Inicialmente debemos integrar equipos de trabajo representados por grupos sociales y étnicos, políticos, todos sin excepción, gremios, academia, medios de comunicación, redes juveniles, discapacitados, e identificar los problemas que tiene la ciudad y el departamento, la mayoría ampliamente conocidos, y determinar que cada decisión que se tome, en cada reunión de ciudad, de junta de acción comunal, de universidad, o de amigos, esté enfocada hacia resolver esos problemas.
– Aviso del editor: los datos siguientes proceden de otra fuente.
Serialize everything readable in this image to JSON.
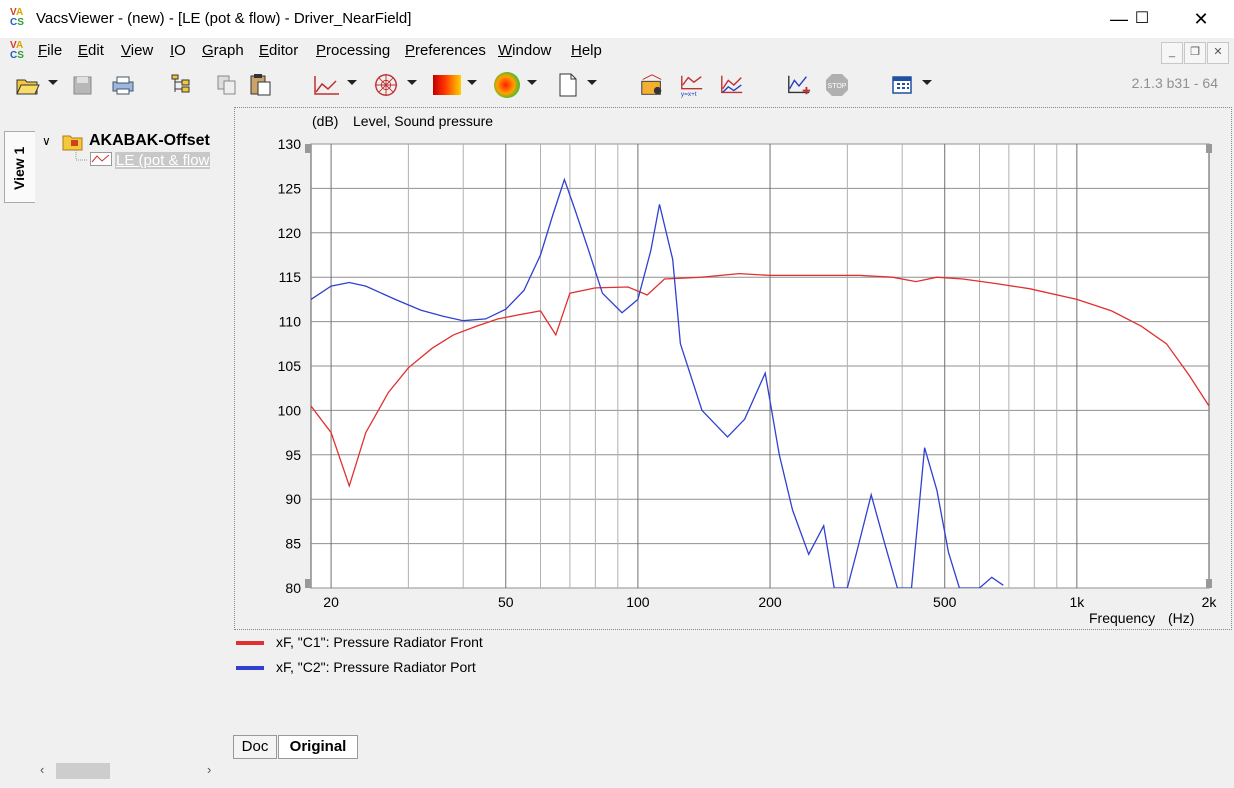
{
  "window": {
    "title": "VacsViewer - (new) - [LE (pot & flow) - Driver_NearField]",
    "logo_text": "VACS",
    "minimize_label": "—",
    "maximize_label": "☐",
    "close_label": "✕"
  },
  "menu": {
    "items": [
      {
        "accel": "F",
        "rest": "ile"
      },
      {
        "accel": "E",
        "rest": "dit"
      },
      {
        "accel": "V",
        "rest": "iew"
      },
      {
        "accel": "I",
        "rest": "O"
      },
      {
        "accel": "G",
        "rest": "raph"
      },
      {
        "accel": "E",
        "rest": "ditor"
      },
      {
        "accel": "P",
        "rest": "rocessing"
      },
      {
        "accel": "P",
        "rest": "references"
      },
      {
        "accel": "W",
        "rest": "indow"
      },
      {
        "accel": "H",
        "rest": "elp"
      }
    ]
  },
  "toolbar": {
    "icons": [
      "open-icon",
      "save-icon",
      "print-icon",
      "tree-icon",
      "copy-icon",
      "paste-icon",
      "graph-type-icon",
      "polar-icon",
      "color-map-icon",
      "sphere-icon",
      "page-icon",
      "export-icon",
      "formula-icon",
      "overlay-icon",
      "step-icon",
      "stop-icon",
      "grid-view-icon"
    ],
    "version": "2.1.3 b31 - 64"
  },
  "tree": {
    "view_tab": "View 1",
    "root": "AKABAK-Offset",
    "child": "LE (pot & flow"
  },
  "graph": {
    "unit_label": "(dB)",
    "quantity_label": "Level, Sound pressure",
    "x_axis_label": "Frequency",
    "x_unit_label": "(Hz)"
  },
  "legend": [
    {
      "label": "xF, \"C1\": Pressure  Radiator Front",
      "color": "#e03030"
    },
    {
      "label": "xF, \"C2\": Pressure  Radiator Port",
      "color": "#3040d0"
    }
  ],
  "tabs": {
    "doc": "Doc",
    "original": "Original"
  },
  "chart_data": {
    "type": "line",
    "x_scale": "log",
    "xlim": [
      18,
      2000
    ],
    "ylim": [
      80,
      130
    ],
    "y_ticks": [
      130,
      125,
      120,
      115,
      110,
      105,
      100,
      95,
      90,
      85,
      80
    ],
    "x_ticks": [
      20,
      50,
      100,
      200,
      500,
      1000,
      2000
    ],
    "x_tick_labels": [
      "20",
      "50",
      "100",
      "200",
      "500",
      "1k",
      "2k"
    ],
    "grid": true,
    "series": [
      {
        "name": "xF, \"C1\": Pressure  Radiator Front",
        "color": "#e03030",
        "points": [
          [
            18,
            100.5
          ],
          [
            20,
            97.5
          ],
          [
            22,
            91.5
          ],
          [
            24,
            97.5
          ],
          [
            27,
            102
          ],
          [
            30,
            104.8
          ],
          [
            34,
            107
          ],
          [
            38,
            108.5
          ],
          [
            43,
            109.5
          ],
          [
            48,
            110.3
          ],
          [
            54,
            110.8
          ],
          [
            60,
            111.2
          ],
          [
            65,
            108.5
          ],
          [
            70,
            113.2
          ],
          [
            80,
            113.8
          ],
          [
            95,
            113.9
          ],
          [
            105,
            113
          ],
          [
            115,
            114.8
          ],
          [
            140,
            115
          ],
          [
            170,
            115.4
          ],
          [
            200,
            115.2
          ],
          [
            250,
            115.2
          ],
          [
            320,
            115.2
          ],
          [
            380,
            115
          ],
          [
            430,
            114.5
          ],
          [
            480,
            115
          ],
          [
            550,
            114.8
          ],
          [
            650,
            114.3
          ],
          [
            780,
            113.7
          ],
          [
            1000,
            112.5
          ],
          [
            1200,
            111.2
          ],
          [
            1400,
            109.5
          ],
          [
            1600,
            107.5
          ],
          [
            1800,
            104
          ],
          [
            2000,
            100.5
          ]
        ]
      },
      {
        "name": "xF, \"C2\": Pressure  Radiator Port",
        "color": "#3040d0",
        "points": [
          [
            18,
            112.5
          ],
          [
            20,
            114
          ],
          [
            22,
            114.4
          ],
          [
            24,
            114
          ],
          [
            28,
            112.5
          ],
          [
            32,
            111.3
          ],
          [
            36,
            110.6
          ],
          [
            40,
            110.1
          ],
          [
            45,
            110.3
          ],
          [
            50,
            111.4
          ],
          [
            55,
            113.5
          ],
          [
            60,
            117.5
          ],
          [
            64,
            122
          ],
          [
            68,
            126
          ],
          [
            72,
            122.5
          ],
          [
            77,
            118.2
          ],
          [
            83,
            113.2
          ],
          [
            92,
            111
          ],
          [
            100,
            112.5
          ],
          [
            107,
            118
          ],
          [
            112,
            123.2
          ],
          [
            120,
            117
          ],
          [
            125,
            107.5
          ],
          [
            140,
            100
          ],
          [
            160,
            97
          ],
          [
            175,
            99
          ],
          [
            195,
            104.2
          ],
          [
            210,
            95
          ],
          [
            225,
            88.8
          ],
          [
            245,
            83.8
          ],
          [
            265,
            87
          ],
          [
            280,
            80
          ],
          [
            300,
            80
          ],
          [
            315,
            84
          ],
          [
            340,
            90.5
          ],
          [
            365,
            85
          ],
          [
            390,
            80
          ],
          [
            420,
            80
          ],
          [
            450,
            95.8
          ],
          [
            480,
            91
          ],
          [
            510,
            84
          ],
          [
            540,
            80
          ],
          [
            600,
            80
          ],
          [
            640,
            81.2
          ],
          [
            680,
            80.3
          ]
        ]
      }
    ]
  }
}
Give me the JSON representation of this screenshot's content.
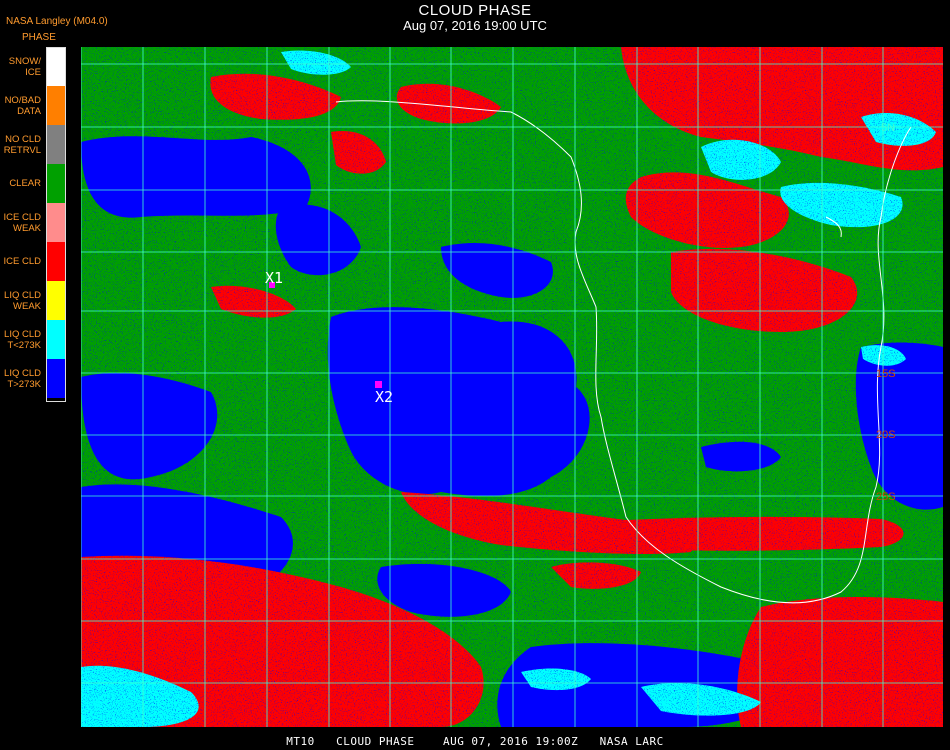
{
  "title": "CLOUD PHASE",
  "date_line": "Aug 07, 2016 19:00 UTC",
  "product": "NASA Langley (M04.0)",
  "legend_heading": "PHASE",
  "legend": [
    {
      "label": "SNOW/\nICE",
      "color": "#ffffff"
    },
    {
      "label": "NO/BAD\nDATA",
      "color": "#ff7f00"
    },
    {
      "label": "NO CLD\nRETRVL",
      "color": "#808080"
    },
    {
      "label": "CLEAR",
      "color": "#00a000"
    },
    {
      "label": "ICE CLD\nWEAK",
      "color": "#ff8c8c"
    },
    {
      "label": "ICE CLD",
      "color": "#ff0000"
    },
    {
      "label": "LIQ CLD\nWEAK",
      "color": "#ffff00"
    },
    {
      "label": "LIQ CLD\nT<273K",
      "color": "#00ffff"
    },
    {
      "label": "LIQ CLD\nT>273K",
      "color": "#0000ff"
    }
  ],
  "markers": [
    {
      "label": "X1",
      "color": "#ff00ff"
    },
    {
      "label": "X2",
      "color": "#ff00ff"
    }
  ],
  "grid_labels": [
    "5N",
    "15S",
    "20S",
    "25S"
  ],
  "footer": "MT10   CLOUD PHASE    AUG 07, 2016 19:00Z   NASA LARC",
  "colors": {
    "grid": "#40ffd0",
    "coast": "#ffffff",
    "grid_label": "#cc4400"
  }
}
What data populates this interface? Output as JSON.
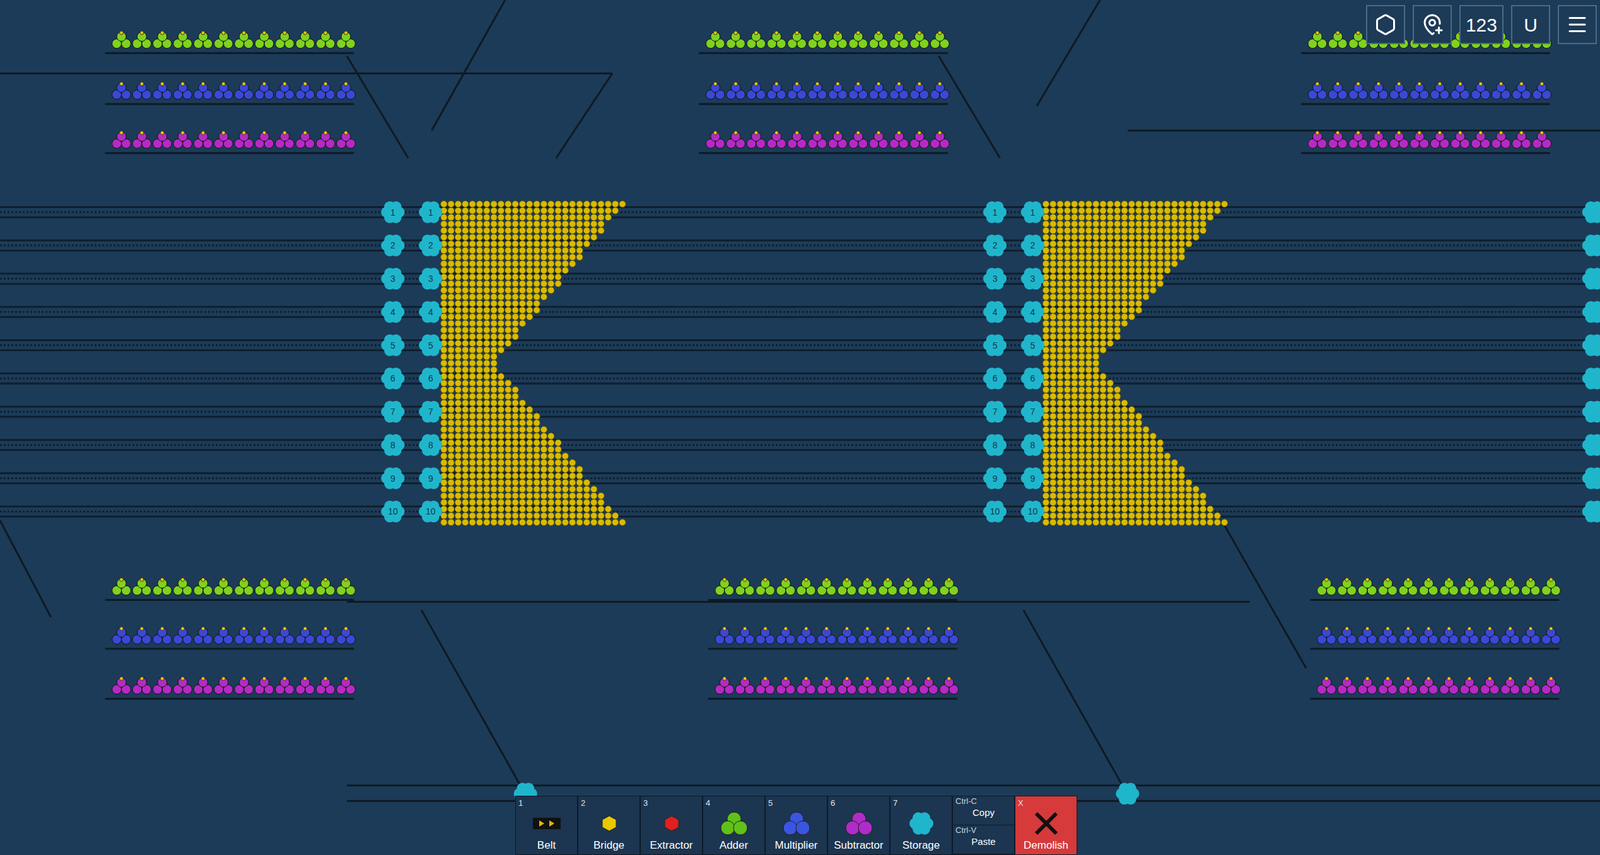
{
  "top_bar": {
    "buttons": [
      {
        "kind": "icon",
        "name": "hexagon",
        "text": ""
      },
      {
        "kind": "icon",
        "name": "map-pin-plus",
        "text": ""
      },
      {
        "kind": "text",
        "name": "numbers",
        "text": "123"
      },
      {
        "kind": "text",
        "name": "upgrades",
        "text": "U"
      },
      {
        "kind": "icon",
        "name": "menu",
        "text": ""
      }
    ]
  },
  "machine_kinds": [
    {
      "kind": "adder",
      "color": "#7fd21f"
    },
    {
      "kind": "multiplier",
      "color": "#3a48d6"
    },
    {
      "kind": "subtractor",
      "color": "#b52ac4"
    }
  ],
  "storage_columns": [
    {
      "labels_visible": true,
      "labels": [
        "1",
        "2",
        "3",
        "4",
        "5",
        "6",
        "7",
        "8",
        "9",
        "10"
      ]
    },
    {
      "labels_visible": true,
      "labels": [
        "1",
        "2",
        "3",
        "4",
        "5",
        "6",
        "7",
        "8",
        "9",
        "10"
      ]
    },
    {
      "labels_visible": true,
      "labels": [
        "1",
        "2",
        "3",
        "4",
        "5",
        "6",
        "7",
        "8",
        "9",
        "10"
      ]
    },
    {
      "labels_visible": true,
      "labels": [
        "1",
        "2",
        "3",
        "4",
        "5",
        "6",
        "7",
        "8",
        "9",
        "10"
      ]
    },
    {
      "labels_visible": false,
      "labels": [
        "",
        "",
        "",
        "",
        "",
        "",
        "",
        "",
        "",
        ""
      ]
    }
  ],
  "toolbar": [
    {
      "key": "1",
      "label": "Belt",
      "kind": "belt",
      "color": "#e0b800",
      "selected": false
    },
    {
      "key": "2",
      "label": "Bridge",
      "kind": "bridge",
      "color": "#e8c800",
      "selected": false
    },
    {
      "key": "3",
      "label": "Extractor",
      "kind": "extractor",
      "color": "#e02020",
      "selected": false
    },
    {
      "key": "4",
      "label": "Adder",
      "kind": "trefoil",
      "color": "#5fc21a",
      "selected": false
    },
    {
      "key": "5",
      "label": "Multiplier",
      "kind": "trefoil",
      "color": "#3a55e0",
      "selected": false
    },
    {
      "key": "6",
      "label": "Subtractor",
      "kind": "trefoil",
      "color": "#b02cc8",
      "selected": false
    },
    {
      "key": "7",
      "label": "Storage",
      "kind": "storage",
      "color": "#1fb6cc",
      "selected": false
    },
    {
      "key": "Ctrl-C",
      "label": "Copy",
      "kind": "split",
      "color": "",
      "selected": false,
      "second": {
        "key": "Ctrl-V",
        "label": "Paste"
      }
    },
    {
      "key": "X",
      "label": "Demolish",
      "kind": "demolish",
      "color": "#d63a3a",
      "selected": false
    }
  ]
}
Es la forma como podemos avanzar y alcanzar el desarrollo público privado que hoy encabeza Barranquilla. Esto se traduciría en beneficios tangibles como mejorar el hecho de que nuestro plan de desarrollo (3 billones de pesos) sea menos de la mitad del de Barranquilla (7 billones de pesos), sin caer en la competencia sino en la complementariedad regional.

Hoy nuestra competencia es con nosotros mismos. Necesitamos entender que debemos superar nuestras desigualdades y rivalidades mentales, que impiden que nuestra ciudad viaje a la velocidad que exige la inserción global para generar desarrollo socioeconómico, es decir, progreso con equidad.